PPP General Secretary, Clement Rohee and PPP legislator, Manzoor Nadir

Lawmakers of the governing Peoples Progressive Party (PPP) on Monday dodged questions about the quantitative purchasing power of the minimum salary being paid to public servants.

Party General Secretary, Clement Rohee and Manzoor Nadir lauded government for increases in salaries and general improvement in the quality of life by Guyanese since 1992. “Today as a result of sustained increases in wages and salaries and benefits coupled with the enabling financial environment created, workers are in possession of much more disposal income to utilize for their families’ development and the free acquisition of assets,” said Nadir.

The PPP castigated trade unions and a small segment of workers for agitating for a higher than five percent increase in salaries for 2013. “The action is clearly to facilitate political allegiances and to foster related agendas for political gratification as demonstrated in their public utterances which are replete with vilification of development projects and projects designed to further enhance the life of workers and their families,” added Nadir.

Rohee downplayed calls by sections of the public for higher salaries, saying their voices were small and politically-driven. “There are some members of the public who are politically motivated who are crying out for political reasons that salaries and wages that some sections are receiving is not enough but to say that this is a national cry across the country, I would question that,” said the General Secretary.

The Guyana Public Service Union (GPSU) says the majority of public servants earn between the minimum salary of GUY$39,540 and GUY$72,823 before income tax and National Insurance deductions.

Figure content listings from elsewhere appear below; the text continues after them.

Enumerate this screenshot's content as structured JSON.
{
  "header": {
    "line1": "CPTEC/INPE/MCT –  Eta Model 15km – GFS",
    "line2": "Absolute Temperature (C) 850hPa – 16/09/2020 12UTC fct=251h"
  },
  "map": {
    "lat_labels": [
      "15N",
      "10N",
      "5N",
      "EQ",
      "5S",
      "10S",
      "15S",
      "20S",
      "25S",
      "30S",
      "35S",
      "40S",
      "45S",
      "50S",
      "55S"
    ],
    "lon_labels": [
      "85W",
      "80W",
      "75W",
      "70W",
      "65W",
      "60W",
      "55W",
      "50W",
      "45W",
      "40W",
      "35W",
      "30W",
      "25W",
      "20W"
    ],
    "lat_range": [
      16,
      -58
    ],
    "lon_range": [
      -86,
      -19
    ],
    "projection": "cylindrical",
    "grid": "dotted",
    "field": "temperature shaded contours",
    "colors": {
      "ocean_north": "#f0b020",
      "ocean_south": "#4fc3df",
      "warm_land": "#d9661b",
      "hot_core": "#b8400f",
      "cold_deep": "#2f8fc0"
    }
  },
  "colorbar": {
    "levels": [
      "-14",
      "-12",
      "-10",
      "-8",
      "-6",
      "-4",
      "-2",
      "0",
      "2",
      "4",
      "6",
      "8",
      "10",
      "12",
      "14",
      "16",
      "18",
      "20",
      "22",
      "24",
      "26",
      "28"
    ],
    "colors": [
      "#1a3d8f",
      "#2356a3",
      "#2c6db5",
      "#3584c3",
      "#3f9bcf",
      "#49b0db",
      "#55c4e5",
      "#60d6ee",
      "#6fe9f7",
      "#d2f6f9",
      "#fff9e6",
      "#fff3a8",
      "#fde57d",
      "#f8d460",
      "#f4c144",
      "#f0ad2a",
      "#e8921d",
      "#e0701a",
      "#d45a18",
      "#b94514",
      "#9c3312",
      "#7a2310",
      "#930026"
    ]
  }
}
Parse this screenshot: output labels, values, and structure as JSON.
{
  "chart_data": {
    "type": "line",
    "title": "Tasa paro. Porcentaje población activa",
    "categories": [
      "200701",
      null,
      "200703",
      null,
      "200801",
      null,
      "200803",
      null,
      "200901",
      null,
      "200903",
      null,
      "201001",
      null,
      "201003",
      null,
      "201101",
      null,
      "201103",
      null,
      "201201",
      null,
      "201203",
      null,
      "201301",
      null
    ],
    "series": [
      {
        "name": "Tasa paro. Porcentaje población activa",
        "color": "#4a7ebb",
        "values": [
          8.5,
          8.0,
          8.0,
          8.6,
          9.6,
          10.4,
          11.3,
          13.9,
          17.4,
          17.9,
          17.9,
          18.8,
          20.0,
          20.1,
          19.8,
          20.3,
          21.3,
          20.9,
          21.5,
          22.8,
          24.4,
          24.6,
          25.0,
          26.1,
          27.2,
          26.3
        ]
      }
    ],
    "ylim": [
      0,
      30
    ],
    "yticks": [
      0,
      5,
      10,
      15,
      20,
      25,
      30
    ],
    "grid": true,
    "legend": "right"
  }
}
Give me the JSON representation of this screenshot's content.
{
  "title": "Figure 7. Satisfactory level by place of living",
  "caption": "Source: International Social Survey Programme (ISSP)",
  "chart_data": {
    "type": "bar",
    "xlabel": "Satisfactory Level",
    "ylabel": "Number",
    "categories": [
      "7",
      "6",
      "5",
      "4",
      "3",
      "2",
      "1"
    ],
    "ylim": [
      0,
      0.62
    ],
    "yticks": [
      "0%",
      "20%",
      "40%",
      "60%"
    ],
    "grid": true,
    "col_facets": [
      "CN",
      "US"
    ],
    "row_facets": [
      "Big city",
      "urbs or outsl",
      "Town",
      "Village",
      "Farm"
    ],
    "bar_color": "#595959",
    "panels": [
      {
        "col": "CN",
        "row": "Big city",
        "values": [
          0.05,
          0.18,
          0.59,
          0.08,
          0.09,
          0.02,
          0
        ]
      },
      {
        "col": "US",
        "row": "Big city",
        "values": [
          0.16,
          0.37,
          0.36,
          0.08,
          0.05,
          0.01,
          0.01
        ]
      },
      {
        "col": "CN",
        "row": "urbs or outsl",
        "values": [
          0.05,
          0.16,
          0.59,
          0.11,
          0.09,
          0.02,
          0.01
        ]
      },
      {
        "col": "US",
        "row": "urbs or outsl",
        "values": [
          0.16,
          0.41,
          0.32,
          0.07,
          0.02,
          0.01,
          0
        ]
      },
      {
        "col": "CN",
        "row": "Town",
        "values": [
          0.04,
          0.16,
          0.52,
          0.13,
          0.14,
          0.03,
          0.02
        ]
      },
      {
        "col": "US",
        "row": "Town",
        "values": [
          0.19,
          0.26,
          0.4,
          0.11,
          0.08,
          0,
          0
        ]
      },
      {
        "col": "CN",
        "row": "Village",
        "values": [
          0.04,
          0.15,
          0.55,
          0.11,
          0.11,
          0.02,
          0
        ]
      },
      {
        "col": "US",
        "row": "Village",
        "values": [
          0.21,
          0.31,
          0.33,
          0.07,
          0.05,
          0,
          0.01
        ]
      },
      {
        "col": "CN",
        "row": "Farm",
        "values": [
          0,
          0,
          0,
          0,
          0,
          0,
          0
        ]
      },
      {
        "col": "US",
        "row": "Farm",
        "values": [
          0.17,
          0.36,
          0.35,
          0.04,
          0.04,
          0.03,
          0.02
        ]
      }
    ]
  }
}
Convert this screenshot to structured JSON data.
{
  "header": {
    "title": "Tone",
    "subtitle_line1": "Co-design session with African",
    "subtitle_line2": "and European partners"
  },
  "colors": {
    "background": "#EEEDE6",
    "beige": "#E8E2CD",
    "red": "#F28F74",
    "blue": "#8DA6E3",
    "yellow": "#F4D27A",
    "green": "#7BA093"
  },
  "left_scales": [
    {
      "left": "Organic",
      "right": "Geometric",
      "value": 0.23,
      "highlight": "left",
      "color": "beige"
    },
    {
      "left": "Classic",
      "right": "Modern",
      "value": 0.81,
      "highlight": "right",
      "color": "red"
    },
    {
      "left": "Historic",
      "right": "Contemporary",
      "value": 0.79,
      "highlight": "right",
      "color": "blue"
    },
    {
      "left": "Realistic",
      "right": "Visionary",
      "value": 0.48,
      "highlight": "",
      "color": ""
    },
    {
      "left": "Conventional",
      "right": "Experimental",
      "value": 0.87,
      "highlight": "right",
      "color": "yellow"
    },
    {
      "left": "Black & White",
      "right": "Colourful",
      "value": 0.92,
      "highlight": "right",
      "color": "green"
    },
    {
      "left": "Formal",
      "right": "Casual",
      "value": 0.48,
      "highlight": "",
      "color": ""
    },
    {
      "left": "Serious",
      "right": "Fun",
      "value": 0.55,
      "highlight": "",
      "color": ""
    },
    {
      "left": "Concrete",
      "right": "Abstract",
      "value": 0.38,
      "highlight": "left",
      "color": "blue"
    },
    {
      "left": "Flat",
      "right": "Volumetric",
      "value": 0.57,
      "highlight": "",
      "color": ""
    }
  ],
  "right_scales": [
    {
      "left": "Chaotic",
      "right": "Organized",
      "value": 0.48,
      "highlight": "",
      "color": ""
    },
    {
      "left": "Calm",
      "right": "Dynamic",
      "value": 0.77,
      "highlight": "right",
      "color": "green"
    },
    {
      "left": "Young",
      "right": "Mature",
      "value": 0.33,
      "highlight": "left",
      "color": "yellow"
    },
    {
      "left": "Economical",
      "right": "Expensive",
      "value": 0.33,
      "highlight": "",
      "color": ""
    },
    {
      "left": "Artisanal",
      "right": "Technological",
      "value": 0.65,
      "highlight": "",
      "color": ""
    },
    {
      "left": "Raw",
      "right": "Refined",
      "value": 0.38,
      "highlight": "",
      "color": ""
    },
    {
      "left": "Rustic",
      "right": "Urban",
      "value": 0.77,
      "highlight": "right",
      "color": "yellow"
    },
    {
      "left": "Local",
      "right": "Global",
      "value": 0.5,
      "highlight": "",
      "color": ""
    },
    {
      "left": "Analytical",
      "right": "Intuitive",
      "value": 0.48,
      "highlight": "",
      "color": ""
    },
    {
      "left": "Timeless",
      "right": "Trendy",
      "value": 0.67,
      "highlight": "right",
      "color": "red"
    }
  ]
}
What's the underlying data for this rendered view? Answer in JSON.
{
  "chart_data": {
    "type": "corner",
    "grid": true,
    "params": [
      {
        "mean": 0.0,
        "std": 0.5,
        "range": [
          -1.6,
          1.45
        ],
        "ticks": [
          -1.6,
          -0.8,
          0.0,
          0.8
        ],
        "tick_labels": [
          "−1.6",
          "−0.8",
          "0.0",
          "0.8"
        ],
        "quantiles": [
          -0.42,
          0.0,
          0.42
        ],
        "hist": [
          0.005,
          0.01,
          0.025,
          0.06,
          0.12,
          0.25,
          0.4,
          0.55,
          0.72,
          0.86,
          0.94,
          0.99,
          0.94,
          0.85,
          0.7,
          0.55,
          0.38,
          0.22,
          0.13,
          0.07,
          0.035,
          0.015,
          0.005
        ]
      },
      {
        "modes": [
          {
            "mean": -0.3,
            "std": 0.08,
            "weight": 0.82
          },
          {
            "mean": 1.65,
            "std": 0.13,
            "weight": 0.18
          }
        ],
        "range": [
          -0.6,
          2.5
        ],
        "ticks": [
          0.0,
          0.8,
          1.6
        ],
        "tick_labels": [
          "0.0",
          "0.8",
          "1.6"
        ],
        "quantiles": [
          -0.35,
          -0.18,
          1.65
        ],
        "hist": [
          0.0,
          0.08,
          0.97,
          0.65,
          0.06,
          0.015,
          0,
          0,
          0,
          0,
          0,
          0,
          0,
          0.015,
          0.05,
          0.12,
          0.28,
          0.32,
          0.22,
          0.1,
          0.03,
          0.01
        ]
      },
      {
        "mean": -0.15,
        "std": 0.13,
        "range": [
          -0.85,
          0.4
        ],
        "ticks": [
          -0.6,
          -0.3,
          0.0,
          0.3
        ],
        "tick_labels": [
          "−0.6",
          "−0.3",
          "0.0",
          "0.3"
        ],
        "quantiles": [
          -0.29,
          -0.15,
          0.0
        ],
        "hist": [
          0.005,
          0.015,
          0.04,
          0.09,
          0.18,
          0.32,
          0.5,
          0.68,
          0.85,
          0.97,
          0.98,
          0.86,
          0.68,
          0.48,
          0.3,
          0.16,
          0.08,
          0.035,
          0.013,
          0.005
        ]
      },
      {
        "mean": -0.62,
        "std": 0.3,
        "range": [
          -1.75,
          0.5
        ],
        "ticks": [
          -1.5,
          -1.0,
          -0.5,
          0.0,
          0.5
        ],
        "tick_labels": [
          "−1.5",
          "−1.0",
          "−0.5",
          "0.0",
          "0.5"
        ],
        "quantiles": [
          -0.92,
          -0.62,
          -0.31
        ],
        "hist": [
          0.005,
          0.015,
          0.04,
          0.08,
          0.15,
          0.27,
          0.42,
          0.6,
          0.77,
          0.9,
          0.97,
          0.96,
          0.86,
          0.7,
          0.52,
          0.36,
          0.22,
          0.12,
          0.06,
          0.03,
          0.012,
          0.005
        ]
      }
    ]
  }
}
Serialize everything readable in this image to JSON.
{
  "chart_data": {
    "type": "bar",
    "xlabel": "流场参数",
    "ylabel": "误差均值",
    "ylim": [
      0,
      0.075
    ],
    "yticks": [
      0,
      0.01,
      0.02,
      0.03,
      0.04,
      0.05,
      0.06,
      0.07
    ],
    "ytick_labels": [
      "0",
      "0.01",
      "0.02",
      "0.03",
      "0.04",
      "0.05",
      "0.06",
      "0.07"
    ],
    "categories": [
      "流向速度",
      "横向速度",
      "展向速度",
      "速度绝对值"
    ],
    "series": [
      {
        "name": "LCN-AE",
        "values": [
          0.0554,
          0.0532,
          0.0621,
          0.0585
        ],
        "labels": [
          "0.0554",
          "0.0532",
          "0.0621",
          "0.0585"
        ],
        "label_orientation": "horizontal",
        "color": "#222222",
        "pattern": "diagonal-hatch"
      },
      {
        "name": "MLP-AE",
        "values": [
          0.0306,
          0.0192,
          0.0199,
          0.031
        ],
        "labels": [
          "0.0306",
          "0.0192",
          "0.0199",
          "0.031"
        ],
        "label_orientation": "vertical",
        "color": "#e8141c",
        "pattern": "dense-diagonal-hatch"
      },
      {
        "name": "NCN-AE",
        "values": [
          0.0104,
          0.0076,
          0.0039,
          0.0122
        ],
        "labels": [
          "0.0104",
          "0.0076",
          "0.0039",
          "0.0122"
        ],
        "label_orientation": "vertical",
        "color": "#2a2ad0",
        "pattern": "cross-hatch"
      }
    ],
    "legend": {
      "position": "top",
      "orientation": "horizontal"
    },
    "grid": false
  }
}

Earnings after the first GUY$50,000 are taxable.

Nadir, who holds a Masters in Economics, said the average public servant earns way in excess of the minimum wage but he deflected questions on how much was that compared to basic expenses. “The average public servant what they make would be very sufficient to put the basics on the table and, as our statement said, enable them to acquire some of the material goods every family want- ordinary people,” he said.

Following is an estimated monthly budget of basic necessities for a single mother of one primary school child.

MONTHLY LIST

Product/Service

PRICE

Rent

30,000

Kerosene (not cooking gas)

  2,500

Electricity (assumes no washing machine, microwave or toaster)

  5,000

Milk

  5,000

Rice

  1,000

Sugar

     400

Tea/coffee/chocolate

  1,500

Transportation (for mother only on Kitty/Campbelville route)

  1,200

Bread

  1,120

Butter/Cheese

     600

Cooking Oil

  1,600

Chicken

  1,200

Fish

     900

Potable water

  1,000

Vegetables

  2,100

Seasoning

     500

Processed Seasoning

     500

Salt

     300

Fruits

  1,500

Detergent

 1,000

Soap (Kitchen)

     720

Deodorants

     600

Sanitary Pads

  1,520

Panty Liners

     700

Toothpaste

     780

Bath Soap

     400

Toilet Tissue

     960

TOTAL:

64,600

Rohee urged critics of government’s wages and salaries to not only consider what the Treasury could afford but also the fact that government has been “investing heavily” inj housing, water, free school uniforms, education and public health.

“All those things government is investing heavily in to help to offset what a wage and a salary would have had to buy if all of these things were privatised or were in private hands so we cannot look only at wages and salaries in isolation,” Among the PPP’s much vaunted successes is its housing programme that it says has resulted in 130,000 persons owning their own homes. Looking outside the public service, Nadir credited government’s training of out of school youth in skills so that they could earn more than a living wage. He referred to the more 900 trained heavy duty equipment operators, many of whom earn several times more than the minimum wage on the coast and in the interior

The former PPPC-led government minister recalled that while the 2009 Arbitration had awarded public servants a 33 percent increase, the real value of all wages and salaries was eroded by 18 percent due to the devaluation of the Guyana dollar.

NB: This list does not include costs for Internet, sports/leisure, school supplies and other educational material or transportation for the child to go to school.